Helmholtz Association

Cancer stem cells in their sights

Stem cell research can help to develop new cancer therapies. A new research field at the German Cancer Research Center (DKFZ) in Heidelberg builds on this context. Professor Dr. Andreas Trumpp is Head of the Department for Stem Cells and Cancer and is Managing Director of the Heidelberg Institute for Stem Cell Technology and Experimental Medicine (HI-STEM)founded in 2008, which aims to combine basic stem cell research with applied research and development activities. Trumpp and his staff are now testing a new therapy concept in a clinical study with leukaemia patients that specifically targets cancer stem cells.

According to the cancer stem cell hypothesis, a tumour is mainly made up of growing cancer cells which can generally be destroyed quickly by means of chemotherapy drugs or radiation. By contrast, cancer stem cells from which the tumour originated are much more resilient. These form by mutating from normal stem cells or mature body cells and often account for less than one per cent of all the cancer cells. “The most potent of these cancer stem cells are in a kind of deep sleep,” says Andreas Trumpp. In this resting phase, they survive the cancer therapy, since radiation or chemotherapy only kill off those cells that actively divide. Months or even years later, single surviving cancer stem cells might become reactivated and cause tumour relapse and progression to form metastases.

Trumpp and his staff are working on how to wake up sleeping cancer stem cells, i.e. stimulating their cell division to sensitize them for chemotherapy-mediated killing. In the search for a suitable wake-up signal, the researchers made an important discovery. They were able to prove that dormant, blood forming stem cells in the bone marrow of mice respond to the immune signalling molecule interferon alpha with a strikingly increased division rate. This indicated that the same signal might also activate the sleeping, malignant blood stem cells of certain leukaemia patients.

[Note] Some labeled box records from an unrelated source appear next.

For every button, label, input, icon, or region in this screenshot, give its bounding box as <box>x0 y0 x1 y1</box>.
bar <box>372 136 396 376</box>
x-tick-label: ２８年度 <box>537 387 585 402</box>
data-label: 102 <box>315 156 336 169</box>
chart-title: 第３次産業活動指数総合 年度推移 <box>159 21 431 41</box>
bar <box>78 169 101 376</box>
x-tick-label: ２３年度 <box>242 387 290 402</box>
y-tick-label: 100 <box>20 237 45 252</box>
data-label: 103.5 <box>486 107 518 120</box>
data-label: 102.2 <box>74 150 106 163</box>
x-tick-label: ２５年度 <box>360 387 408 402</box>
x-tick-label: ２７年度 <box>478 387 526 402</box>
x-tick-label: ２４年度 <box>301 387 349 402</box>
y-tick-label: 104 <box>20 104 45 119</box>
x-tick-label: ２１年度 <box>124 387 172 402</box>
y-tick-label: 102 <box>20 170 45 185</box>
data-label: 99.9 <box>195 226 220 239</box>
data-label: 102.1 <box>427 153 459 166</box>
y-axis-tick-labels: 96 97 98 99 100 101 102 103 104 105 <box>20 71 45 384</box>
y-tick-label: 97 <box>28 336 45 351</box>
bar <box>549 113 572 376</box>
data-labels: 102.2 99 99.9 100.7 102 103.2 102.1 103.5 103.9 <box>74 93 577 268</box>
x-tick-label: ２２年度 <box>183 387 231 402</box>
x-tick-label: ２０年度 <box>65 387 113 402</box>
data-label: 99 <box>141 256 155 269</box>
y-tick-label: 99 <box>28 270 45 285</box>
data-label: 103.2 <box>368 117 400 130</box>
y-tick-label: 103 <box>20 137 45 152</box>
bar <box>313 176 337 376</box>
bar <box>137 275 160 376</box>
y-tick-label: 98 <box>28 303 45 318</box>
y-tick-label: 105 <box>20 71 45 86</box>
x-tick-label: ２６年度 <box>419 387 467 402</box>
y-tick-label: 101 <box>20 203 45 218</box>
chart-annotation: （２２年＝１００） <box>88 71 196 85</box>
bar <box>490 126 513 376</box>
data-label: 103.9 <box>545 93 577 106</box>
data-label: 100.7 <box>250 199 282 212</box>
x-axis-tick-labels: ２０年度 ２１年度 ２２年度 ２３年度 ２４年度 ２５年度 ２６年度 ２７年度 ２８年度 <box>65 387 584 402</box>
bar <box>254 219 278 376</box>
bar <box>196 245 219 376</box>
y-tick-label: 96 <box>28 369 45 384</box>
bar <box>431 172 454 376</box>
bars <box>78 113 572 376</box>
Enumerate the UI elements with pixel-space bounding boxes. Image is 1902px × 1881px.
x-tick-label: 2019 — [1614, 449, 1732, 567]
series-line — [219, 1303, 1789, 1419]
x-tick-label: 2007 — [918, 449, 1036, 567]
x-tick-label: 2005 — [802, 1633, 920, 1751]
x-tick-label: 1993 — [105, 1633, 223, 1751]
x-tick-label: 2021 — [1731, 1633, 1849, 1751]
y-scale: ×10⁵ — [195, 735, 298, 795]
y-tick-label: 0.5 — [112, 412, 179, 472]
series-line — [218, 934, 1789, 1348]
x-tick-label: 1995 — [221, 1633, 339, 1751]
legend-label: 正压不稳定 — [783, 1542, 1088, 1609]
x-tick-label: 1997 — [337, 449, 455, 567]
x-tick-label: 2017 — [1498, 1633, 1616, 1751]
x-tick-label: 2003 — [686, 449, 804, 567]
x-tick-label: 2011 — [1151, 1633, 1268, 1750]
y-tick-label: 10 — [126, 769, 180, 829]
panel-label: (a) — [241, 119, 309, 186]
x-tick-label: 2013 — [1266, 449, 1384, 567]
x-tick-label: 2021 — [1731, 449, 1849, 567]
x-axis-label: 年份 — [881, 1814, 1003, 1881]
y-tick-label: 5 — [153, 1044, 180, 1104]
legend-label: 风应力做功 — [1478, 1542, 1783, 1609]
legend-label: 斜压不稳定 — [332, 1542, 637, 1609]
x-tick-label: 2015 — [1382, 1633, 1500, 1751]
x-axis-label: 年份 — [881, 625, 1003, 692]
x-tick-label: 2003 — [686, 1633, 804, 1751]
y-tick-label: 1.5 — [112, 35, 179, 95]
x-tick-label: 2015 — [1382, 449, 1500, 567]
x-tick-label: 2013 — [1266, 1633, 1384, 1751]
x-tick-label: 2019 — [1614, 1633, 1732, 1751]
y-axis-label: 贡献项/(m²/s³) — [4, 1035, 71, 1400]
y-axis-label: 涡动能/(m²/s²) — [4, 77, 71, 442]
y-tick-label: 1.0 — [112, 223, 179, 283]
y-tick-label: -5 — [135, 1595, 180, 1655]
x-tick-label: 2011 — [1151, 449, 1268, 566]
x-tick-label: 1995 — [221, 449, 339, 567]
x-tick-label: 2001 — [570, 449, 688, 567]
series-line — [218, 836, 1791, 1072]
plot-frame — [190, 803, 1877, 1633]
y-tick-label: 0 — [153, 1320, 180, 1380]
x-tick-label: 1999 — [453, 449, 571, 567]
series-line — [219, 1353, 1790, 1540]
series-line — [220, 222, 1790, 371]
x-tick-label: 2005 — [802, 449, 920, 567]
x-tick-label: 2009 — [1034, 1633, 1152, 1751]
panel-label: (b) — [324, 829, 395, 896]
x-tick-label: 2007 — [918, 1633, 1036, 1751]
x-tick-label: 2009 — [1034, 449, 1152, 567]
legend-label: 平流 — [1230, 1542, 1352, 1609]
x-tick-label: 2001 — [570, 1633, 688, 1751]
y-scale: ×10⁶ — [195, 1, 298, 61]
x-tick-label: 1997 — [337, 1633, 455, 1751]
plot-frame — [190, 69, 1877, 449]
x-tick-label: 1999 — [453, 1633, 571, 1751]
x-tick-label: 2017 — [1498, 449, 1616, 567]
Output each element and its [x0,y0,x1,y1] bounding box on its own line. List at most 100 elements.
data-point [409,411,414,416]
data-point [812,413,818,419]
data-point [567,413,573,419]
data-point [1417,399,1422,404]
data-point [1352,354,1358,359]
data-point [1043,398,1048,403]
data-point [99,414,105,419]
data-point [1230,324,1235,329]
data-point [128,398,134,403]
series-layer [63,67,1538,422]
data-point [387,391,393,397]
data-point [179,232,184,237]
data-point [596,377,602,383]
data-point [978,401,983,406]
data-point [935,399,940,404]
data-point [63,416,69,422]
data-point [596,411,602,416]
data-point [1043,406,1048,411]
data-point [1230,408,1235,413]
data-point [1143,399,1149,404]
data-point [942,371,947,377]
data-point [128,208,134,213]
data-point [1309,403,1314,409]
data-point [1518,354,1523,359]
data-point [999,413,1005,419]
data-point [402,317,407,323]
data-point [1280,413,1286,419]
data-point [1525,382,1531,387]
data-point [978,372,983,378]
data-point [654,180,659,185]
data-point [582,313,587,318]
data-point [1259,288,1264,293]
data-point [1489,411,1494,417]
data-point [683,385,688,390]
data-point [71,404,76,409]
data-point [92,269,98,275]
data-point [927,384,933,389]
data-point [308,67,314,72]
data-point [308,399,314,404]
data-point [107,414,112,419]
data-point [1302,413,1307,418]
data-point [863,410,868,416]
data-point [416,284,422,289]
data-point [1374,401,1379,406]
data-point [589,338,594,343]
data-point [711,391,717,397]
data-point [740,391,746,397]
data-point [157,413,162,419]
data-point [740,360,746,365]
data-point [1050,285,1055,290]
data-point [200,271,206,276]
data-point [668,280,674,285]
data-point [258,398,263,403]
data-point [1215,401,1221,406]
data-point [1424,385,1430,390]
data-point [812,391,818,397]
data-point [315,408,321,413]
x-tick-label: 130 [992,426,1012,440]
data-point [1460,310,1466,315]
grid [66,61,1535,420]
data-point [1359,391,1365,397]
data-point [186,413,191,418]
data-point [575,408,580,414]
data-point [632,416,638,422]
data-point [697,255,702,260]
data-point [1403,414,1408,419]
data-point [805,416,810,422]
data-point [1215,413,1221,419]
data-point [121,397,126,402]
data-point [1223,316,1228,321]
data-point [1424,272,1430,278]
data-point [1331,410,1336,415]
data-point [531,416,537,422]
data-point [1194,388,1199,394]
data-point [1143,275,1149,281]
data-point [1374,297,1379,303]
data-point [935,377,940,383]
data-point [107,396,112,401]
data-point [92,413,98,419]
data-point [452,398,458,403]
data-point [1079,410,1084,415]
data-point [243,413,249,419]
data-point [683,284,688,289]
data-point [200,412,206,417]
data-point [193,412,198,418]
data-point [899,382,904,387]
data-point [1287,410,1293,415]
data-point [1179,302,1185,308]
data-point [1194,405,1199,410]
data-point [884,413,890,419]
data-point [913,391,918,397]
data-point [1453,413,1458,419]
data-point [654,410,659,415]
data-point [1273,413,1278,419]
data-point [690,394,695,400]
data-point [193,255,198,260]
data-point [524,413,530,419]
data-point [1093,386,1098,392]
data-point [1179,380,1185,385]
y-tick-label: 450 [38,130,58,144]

This led to a collaboration with the group headed by Prof. Dr. Andreas Hochhaus from the University Hospital in Jena, who is examining the effectiveness of various therapies in patients affected by chronic myeloid leukaemia (CML). A class of highly efficacious drugs, so-called tyrosine kinase inhibitors (TKIs), is available for this type of cancer, which is caused by a specific mutation within blood-forming stem cells. These inhibitors block specifically the reproduction of these cancer cells without harming normal cells. While in the majority of patients the leukaemia virtually disappears, the TKIs have to be taken life long since after stopping of TKIs, the leukaemia reappears relatively quickly. This suggests that in contrast to normal leukaemic cells, leukaemia stem cells are resistant to TKIs. Interestingly, in some patients, who had been previously been treated with interferon alpha, which was the treatment of choice before the new TKIs were introduced in 2001, the leukaemia did not return after the TKIs were stopped. Results from Trumpp’s research group now suggest that interferon alpha may have activated the resting leukaemic stem cells in CML patients and therefore made them vulnerable for the subsequent TKI therapy.

The researchers now want to verify this suspicion in a clinical study with the German CML Study Group. This will involve patients who will receive a short pulse of highly-dosed interferon alpha followed by the standard therapy with the TKIs Imatinib or Dasatinib. Blood and bone marrow samples are taken in the course of the study to examine whether the additional interferon treatment has led to a quicker decline in the number of both, leukaemic cells in general and leukaemic stem cells in particular. Patients who achieve complete molecular remission and who then remain cancer-free after a number of years after stopping treatment with TKIs would be viewed as cured. This would be one of the first cancer therapies to be based on the specifically targeted activation and destruction of cancer stem cells.

We are examining whether interferon alpha could also affect other forms of cancer,” says Andreas Trumpp. In principle, each cell possesses receptors for this signalling substance, so, possibly any cancer stem cells could be activated by this strategy. On the other hand, CML might be a special form of cancer for which both the waking signal for the leukaemic stem cells as well as an effective, specifically targeted chemotherapy is available, notes Hochhaus. It may however be possible that – by using various tumour-specific drugs – the principle of “first awakening and then killing” could be applied to a whole series of cancer diseases in the future.